Selama di perjalanan menuju salah satu restoran, Anna terdiam cukup lama. Dia sangat bingung harus berbicara tentang apa.
"Anna," sahut Afdan memecah keheningan. Lelaki itu menatap wajah Anna dengan intens.
"Ibuku ingin agar aku segera menikah, aku bingung harus menjelaskan apa kepada ibuku. Jadi, malam ini aku ingin ibuku mengenalmu," ucap Afdan. Anna menarik sisi gamisnya. Tubuhnya menegang seketika. Anna bingung harus berkata apa. Bola mata Afdan yang tajam terus menatapnya. Sepertinya lelaki itu menunggu jawaban saat ini.
"Bagaimana?" serunya kemudian. Anna menarik napas dalam-dalam lalu menghembuskan dengan pelan. Peluh menetes di dahinya dan jantungnya berdetak lebih cepat.
"Maksunya, ibu kak Afdan ingin bertemu saya?" tanya Anna. Otaknya benar-benar tidak bisa mencerna ucapan kak Afdan. Lelaki itu menganggukan kepala.
"Maksud aku, bagaimana kalo aku memperkenalkanmu sebagai calon?"
Tenggorokan Anna tiba-tiba kering. Tekanan di dalam mobil mendadak naik, Anna bingung harus berkata apa. Anna sangat bingung harus menjelaskan apa. Bola mata Afdan begitu intens dan sangat menusuk memandanginya.
"Aku ingin memperkenalkanmu sebagai calon," sambungnya lagi. Anna menarik napasnya dalam-dalam. Memberikan pasokan oksigen ke dalam paru-parunya.

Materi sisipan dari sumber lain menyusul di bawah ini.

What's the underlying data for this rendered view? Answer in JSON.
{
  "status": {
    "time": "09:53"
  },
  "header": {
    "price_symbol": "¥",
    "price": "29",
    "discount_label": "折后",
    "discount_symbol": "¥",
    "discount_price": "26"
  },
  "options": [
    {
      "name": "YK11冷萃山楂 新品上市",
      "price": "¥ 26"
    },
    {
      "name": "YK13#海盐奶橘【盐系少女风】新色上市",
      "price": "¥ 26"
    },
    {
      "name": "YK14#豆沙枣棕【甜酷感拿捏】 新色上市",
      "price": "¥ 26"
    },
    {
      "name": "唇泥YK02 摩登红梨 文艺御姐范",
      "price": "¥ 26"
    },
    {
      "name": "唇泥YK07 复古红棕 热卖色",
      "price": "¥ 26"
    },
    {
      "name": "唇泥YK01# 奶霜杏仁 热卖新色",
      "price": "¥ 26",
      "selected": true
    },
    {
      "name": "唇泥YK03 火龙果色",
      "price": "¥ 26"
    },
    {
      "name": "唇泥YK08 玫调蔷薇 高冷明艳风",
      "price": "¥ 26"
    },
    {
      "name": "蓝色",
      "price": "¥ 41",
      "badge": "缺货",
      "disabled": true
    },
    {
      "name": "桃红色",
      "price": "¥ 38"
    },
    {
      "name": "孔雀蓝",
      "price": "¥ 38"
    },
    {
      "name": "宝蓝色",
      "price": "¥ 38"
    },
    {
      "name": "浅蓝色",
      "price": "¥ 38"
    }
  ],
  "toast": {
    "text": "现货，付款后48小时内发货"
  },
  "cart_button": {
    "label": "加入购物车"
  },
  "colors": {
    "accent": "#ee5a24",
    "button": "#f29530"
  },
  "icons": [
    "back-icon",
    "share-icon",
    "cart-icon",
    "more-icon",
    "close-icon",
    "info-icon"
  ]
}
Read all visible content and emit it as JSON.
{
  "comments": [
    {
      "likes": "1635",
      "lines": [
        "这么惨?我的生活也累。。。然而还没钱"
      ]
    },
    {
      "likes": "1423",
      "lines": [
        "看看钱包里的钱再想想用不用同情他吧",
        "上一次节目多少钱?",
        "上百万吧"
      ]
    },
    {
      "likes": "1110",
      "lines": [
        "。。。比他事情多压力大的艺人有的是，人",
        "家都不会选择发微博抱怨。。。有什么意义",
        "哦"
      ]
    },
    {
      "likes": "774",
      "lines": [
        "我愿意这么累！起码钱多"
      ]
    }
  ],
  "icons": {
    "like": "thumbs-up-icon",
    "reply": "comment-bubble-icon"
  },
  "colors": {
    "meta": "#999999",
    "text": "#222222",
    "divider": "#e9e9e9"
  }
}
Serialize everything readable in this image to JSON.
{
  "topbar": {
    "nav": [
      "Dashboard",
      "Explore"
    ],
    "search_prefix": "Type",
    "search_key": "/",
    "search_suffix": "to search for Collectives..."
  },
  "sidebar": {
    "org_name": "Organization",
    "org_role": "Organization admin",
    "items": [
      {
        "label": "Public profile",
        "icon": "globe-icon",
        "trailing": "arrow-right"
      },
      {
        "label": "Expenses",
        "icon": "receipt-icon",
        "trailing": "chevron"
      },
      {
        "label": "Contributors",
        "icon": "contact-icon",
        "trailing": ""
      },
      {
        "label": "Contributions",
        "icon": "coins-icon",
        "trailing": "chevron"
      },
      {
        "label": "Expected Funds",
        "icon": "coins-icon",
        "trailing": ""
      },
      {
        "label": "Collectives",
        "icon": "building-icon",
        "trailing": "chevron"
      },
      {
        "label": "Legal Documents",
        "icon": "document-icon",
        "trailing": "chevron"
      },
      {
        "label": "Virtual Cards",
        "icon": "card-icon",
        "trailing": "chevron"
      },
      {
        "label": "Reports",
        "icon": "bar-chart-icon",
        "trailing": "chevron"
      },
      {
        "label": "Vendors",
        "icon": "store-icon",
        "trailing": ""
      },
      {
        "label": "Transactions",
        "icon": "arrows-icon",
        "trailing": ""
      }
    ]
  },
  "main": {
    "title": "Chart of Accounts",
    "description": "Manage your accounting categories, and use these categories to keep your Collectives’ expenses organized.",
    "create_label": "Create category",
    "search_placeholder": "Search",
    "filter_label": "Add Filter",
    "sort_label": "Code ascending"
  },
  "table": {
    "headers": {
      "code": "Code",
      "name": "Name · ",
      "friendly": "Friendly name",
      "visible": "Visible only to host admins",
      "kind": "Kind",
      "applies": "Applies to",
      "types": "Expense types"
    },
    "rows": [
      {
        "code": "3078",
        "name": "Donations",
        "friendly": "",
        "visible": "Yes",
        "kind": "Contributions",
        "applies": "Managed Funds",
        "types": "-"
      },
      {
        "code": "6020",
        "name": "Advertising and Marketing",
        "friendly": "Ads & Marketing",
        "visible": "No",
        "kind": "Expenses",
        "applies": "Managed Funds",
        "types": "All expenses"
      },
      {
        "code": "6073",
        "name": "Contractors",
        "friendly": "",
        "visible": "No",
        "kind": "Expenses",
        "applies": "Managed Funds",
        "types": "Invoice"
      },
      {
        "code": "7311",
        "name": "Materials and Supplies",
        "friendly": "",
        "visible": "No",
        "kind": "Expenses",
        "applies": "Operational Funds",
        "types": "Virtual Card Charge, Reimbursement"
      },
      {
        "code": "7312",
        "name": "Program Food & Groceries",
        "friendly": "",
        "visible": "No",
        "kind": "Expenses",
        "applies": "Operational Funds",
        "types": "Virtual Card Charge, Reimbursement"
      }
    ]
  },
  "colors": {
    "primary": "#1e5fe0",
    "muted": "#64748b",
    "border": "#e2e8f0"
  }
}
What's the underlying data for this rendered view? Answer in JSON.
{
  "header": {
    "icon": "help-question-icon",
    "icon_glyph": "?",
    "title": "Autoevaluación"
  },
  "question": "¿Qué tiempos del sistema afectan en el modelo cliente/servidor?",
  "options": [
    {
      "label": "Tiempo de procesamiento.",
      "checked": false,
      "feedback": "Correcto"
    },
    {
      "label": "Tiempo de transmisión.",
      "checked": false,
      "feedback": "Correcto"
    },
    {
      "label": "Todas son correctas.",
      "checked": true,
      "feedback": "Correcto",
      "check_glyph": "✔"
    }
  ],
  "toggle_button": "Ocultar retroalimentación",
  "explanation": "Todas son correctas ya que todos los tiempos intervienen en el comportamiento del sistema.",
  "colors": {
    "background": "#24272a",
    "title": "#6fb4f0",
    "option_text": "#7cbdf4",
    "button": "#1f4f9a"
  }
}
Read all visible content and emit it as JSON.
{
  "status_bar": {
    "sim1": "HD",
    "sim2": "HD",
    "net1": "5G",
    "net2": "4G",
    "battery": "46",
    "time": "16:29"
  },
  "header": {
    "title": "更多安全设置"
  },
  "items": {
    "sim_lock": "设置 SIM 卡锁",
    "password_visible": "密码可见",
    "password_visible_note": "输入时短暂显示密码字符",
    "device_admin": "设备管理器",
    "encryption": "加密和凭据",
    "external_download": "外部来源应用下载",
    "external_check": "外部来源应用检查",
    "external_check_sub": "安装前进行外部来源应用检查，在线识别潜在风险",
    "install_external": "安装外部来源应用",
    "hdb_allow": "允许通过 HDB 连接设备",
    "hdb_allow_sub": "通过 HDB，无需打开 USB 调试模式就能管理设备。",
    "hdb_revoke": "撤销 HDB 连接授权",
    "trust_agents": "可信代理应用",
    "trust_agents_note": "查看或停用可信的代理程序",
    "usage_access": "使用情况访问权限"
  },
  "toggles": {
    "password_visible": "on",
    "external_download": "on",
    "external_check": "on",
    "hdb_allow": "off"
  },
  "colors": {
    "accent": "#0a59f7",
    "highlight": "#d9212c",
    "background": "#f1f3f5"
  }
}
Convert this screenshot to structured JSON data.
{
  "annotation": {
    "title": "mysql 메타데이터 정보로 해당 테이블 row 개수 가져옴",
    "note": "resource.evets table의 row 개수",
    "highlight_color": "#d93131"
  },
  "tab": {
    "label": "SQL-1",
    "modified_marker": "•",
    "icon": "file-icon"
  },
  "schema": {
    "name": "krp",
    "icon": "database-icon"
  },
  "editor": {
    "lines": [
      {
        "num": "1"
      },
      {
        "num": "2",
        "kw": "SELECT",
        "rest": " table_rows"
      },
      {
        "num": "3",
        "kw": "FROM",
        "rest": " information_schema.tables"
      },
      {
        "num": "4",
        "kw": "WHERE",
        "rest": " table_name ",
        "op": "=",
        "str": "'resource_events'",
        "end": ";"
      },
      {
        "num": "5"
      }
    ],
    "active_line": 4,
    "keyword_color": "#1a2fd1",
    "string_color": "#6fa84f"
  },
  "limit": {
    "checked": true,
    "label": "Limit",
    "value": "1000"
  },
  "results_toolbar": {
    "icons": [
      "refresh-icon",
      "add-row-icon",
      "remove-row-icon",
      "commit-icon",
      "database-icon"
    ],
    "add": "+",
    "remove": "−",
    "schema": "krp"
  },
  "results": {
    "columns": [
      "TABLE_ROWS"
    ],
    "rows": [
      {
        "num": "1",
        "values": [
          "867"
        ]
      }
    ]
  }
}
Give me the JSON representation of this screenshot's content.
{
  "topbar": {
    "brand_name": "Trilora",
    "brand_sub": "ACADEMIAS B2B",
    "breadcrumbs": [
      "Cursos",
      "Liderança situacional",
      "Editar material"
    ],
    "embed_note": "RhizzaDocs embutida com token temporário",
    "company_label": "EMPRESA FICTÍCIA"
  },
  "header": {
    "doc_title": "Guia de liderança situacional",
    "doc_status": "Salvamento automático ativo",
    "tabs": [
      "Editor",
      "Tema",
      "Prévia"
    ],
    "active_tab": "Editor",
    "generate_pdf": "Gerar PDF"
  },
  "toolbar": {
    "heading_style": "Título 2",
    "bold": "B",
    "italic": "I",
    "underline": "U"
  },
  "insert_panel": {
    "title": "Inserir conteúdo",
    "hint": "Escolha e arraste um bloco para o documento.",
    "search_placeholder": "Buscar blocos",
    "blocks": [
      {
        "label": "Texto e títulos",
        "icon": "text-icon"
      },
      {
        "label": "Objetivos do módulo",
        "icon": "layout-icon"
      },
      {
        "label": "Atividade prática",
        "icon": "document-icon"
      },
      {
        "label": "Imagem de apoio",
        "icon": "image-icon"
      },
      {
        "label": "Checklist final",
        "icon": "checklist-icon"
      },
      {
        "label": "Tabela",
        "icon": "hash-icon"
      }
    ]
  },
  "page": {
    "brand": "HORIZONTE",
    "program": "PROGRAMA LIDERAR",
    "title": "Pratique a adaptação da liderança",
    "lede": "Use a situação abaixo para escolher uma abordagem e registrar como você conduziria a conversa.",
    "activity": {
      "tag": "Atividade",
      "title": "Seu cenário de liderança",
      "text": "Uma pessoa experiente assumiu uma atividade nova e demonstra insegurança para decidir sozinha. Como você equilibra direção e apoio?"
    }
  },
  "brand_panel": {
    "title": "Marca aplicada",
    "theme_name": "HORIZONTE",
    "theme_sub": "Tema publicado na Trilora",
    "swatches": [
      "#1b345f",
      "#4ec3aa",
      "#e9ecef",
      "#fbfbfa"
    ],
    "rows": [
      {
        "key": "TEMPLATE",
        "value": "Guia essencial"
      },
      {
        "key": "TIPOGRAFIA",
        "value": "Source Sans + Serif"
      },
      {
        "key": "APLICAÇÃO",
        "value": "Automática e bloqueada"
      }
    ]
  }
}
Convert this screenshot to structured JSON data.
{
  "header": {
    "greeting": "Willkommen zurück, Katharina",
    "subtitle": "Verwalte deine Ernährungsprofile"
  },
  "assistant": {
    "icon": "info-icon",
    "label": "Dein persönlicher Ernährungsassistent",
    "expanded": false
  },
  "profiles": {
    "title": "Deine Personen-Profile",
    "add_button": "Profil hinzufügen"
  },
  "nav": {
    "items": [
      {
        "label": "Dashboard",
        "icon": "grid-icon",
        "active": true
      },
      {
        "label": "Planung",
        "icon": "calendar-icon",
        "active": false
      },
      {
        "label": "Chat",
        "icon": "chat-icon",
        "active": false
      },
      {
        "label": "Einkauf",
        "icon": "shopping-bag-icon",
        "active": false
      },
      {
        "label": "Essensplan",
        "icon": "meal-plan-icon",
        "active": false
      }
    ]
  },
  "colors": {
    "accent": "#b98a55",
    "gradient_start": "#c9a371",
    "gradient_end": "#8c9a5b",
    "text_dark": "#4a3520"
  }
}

"Aku tahu ini terlalu cepat bagimu, tapi kamu perempuan yang baik," jelas Afdan. Anna ingin kabur dan segera menghilang saja. Dia tidak bisa menjawab pertanyaan Afdan. Dia tidak bisa menjelaskan juga jika dia dan Farid adalah pasangan suami istri.
"Ok!" Hanya itu yang keluar dari mulut Anna saat ini.
***
Seorang perempuan paruh baya tersenyum ramah saat Anna masuk ke sebuah restoran. Perempuan paruh baya itu berdiri dan segera memeluknya. Afdan mengeser kursi untuknya. Dia mempersilahkan Anna duduk di sampingnya.
"Jadi ini?" tanya perempuan paruh baya itu. Afdan menganggukan kepala. Bagi Anna, ini hanyalah mimpi. Tidak mungkin dia menjadi calon Afdan. Lelaki tampan, cerdas yang sangat sempurna itu.
"Namamu siapa?" tanya perempuan paruh baya itu. Anna menghela napas panjang. Seakan ada beban di hatinya saat ini.
"Khanna, ibu!" jawab Anna.
"Nama yang cantik," ucap perempuan paruh baya itu. Anna menatap sekelilingnya. Restoran itu sangat sepi. Bahkan hanya mereka yang berada di tengah-tengah ruangan. Apakah restoran megah seperti ini selalu sepi penggunjung? Pikir Anna.
Salah satu pelayan kemudian datang.
"Kamu bisa panggil saya dengan sebutan ibu Ratih," sahut perempuan paruh baya itu saat menangkap raut wajah bingung dari Anna. Saat selesai mencatat beberapa pesanan, salah satu pelayan kemudian pergi. Anna bisa menatap wajah Afdan yang begitu bahagia malam ini.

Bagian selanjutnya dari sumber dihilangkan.